Sadly lacking in this account was any reference to the late Lilly Koltun, the indefatigable cultural warrior who was the last person to actually hold the title of Director General, National Portrait Gallery of Canada before the government of Stephen Harper finally laid it all to waste in the fall of 2009.
Writing in the business section of the Globe and Mail in September of that year, James Bradshaw observed that the bulk of the collection, is currently held in storage by Library and Archives Canada and contains more than 20,000 paintings, drawings and prints, four million photographs and thousands of caricatures. “But it is also known for its variety and its populism, featuring images both of and by average Canadians as well as the requisite major figures,” wrote Bradshaw.

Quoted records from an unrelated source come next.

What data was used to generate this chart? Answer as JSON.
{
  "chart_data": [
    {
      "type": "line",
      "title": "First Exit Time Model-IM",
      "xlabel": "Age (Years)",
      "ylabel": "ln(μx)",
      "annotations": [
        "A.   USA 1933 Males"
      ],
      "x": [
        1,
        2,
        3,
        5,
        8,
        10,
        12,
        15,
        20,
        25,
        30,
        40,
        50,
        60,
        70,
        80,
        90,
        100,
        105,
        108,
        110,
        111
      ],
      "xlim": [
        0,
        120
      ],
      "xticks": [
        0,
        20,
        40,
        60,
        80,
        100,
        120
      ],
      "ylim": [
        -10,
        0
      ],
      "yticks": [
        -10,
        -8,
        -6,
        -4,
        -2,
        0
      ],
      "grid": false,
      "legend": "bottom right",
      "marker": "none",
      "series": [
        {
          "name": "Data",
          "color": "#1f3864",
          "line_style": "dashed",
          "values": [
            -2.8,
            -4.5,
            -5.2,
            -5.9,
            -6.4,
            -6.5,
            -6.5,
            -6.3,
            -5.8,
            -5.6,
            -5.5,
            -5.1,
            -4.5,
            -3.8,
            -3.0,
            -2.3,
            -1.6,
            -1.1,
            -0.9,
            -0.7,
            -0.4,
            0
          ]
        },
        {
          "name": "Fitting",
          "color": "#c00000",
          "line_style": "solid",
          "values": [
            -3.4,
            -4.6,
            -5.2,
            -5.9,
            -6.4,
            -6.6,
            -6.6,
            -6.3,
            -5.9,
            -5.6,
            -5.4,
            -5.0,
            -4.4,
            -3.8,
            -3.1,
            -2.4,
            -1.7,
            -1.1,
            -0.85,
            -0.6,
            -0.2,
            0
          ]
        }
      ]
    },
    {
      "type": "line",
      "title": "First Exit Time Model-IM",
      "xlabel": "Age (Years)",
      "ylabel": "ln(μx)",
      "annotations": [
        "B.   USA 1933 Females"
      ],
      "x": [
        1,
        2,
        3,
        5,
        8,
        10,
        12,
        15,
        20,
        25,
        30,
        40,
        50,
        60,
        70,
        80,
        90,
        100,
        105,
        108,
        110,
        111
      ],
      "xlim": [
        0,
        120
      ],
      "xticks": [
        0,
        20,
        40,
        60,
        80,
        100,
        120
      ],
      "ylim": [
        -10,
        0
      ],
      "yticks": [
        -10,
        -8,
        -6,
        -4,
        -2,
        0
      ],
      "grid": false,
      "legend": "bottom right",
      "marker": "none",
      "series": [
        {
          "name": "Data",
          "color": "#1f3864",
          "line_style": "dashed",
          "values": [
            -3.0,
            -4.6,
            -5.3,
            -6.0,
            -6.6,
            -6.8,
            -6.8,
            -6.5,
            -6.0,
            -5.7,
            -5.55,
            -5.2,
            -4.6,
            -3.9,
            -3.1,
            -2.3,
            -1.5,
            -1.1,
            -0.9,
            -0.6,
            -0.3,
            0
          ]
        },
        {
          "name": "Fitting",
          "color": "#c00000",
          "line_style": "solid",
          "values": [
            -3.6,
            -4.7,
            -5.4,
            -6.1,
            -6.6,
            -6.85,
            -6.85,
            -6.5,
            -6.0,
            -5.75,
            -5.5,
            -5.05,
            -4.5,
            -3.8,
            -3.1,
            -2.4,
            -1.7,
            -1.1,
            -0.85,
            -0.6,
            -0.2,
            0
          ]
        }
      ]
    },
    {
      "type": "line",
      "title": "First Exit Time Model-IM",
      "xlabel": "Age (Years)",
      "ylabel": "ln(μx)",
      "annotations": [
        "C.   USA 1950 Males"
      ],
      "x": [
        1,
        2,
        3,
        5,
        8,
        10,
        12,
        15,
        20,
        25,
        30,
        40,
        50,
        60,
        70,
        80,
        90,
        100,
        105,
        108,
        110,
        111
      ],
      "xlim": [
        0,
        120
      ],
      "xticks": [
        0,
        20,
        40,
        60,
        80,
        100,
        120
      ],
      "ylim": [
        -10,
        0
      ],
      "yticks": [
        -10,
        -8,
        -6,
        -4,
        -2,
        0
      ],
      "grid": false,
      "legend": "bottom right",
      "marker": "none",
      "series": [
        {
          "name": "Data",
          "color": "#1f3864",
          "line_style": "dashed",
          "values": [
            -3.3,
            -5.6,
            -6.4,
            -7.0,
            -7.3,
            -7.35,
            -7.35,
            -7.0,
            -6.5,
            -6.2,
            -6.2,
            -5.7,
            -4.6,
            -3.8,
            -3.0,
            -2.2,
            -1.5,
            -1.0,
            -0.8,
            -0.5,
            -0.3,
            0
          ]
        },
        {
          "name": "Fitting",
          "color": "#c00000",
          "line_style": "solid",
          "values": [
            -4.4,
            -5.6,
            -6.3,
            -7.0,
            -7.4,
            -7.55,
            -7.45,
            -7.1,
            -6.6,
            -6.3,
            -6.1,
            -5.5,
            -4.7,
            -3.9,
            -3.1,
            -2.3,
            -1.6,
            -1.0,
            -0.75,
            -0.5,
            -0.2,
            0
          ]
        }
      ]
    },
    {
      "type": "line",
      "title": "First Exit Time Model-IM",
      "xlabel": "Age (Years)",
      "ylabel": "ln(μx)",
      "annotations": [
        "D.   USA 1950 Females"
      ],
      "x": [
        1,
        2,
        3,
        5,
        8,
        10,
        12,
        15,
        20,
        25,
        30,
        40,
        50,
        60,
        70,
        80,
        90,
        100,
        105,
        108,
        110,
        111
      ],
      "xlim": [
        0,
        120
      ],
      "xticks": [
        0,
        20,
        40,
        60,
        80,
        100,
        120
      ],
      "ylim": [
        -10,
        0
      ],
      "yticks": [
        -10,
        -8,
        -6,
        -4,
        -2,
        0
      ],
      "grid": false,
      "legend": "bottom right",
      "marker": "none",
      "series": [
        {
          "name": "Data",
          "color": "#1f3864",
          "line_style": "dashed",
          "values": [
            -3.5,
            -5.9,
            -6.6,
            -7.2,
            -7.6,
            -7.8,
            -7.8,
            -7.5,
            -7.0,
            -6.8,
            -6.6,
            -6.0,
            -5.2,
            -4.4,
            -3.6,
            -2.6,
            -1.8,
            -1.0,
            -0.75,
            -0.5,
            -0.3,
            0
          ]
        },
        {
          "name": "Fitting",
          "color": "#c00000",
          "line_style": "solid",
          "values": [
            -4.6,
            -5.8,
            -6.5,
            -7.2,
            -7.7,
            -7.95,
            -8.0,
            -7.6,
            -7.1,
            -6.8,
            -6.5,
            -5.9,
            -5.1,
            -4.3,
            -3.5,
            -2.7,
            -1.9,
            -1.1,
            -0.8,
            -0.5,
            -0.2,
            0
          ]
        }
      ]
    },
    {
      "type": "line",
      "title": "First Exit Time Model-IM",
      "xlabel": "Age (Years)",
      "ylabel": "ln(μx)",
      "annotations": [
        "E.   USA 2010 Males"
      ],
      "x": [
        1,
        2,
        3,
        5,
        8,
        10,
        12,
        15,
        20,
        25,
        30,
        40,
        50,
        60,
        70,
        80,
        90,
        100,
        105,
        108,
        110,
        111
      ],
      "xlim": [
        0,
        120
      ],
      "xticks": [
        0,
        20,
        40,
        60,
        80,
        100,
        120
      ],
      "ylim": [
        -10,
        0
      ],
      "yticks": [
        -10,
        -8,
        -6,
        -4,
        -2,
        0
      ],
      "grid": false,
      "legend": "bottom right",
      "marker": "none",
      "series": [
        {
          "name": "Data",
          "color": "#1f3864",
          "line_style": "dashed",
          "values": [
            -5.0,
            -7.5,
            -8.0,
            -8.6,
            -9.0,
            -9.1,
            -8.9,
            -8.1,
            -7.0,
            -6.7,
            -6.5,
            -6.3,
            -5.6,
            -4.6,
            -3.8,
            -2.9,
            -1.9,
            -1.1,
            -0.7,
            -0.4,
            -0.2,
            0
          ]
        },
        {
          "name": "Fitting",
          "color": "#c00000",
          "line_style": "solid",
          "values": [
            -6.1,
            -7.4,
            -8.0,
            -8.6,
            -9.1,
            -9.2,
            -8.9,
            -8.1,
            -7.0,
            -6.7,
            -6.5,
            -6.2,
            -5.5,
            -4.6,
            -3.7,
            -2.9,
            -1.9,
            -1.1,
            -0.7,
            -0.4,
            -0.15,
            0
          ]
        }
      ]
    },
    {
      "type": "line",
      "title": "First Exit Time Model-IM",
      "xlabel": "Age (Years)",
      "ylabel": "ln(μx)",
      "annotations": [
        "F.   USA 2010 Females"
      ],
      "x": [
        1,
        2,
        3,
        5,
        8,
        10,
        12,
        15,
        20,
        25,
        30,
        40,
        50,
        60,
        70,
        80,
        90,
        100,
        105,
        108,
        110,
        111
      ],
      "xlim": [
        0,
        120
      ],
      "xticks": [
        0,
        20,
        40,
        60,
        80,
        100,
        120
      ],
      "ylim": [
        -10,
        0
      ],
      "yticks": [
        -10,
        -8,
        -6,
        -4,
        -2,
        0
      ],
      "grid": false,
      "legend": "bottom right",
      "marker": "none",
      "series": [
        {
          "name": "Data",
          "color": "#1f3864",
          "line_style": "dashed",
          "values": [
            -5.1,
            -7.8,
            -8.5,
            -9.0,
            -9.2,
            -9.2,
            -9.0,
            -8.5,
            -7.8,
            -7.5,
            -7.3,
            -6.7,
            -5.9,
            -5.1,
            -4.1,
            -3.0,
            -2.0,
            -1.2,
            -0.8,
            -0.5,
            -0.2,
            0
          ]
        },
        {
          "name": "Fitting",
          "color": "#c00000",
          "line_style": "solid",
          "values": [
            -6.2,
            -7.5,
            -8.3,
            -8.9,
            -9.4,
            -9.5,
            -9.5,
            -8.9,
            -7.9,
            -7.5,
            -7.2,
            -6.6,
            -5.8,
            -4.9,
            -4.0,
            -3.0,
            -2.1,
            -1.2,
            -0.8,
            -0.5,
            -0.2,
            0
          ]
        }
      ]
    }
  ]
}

The breadth of the collection, especially in regard to class, gender and ethnocultural inclusivity was especially important to Koltun, who also taught art history at the University of Ottawa.

I met Dr. Koltun while attending an academic conference in Ottawa in the spring of 2009. By that time, the soon to be past director general of the National Portrait Gallery was already engaged in a rearguard action to save the institution that the Harper government had actually killed in 2007.

With the prospect of a permanent gallery booted to the street, it was, ironically, in the street that I encountered a guerilla-exhibition curated by the amazingly resourceful Koltun, that saw portraits and photographs (digitalized reproductions for this outdoor exhibit) literally hung on the side of a building that brought attention to this breathtaking collection portraying the country’s cultural heritage in a representational way that I would not have anticipated.

The Portrait Gallery is not a collection of images that depict only royalty, the political classes and the credentialed elite of civil and academic society. It is a rich amalgamation of the working class as well as the upper class. Those whose praises have been sung as well as the unsung. It is a national treasure that belongs to all Canadians and hopefully, Lilly Koltun’s dream may finally have a chance to be realized.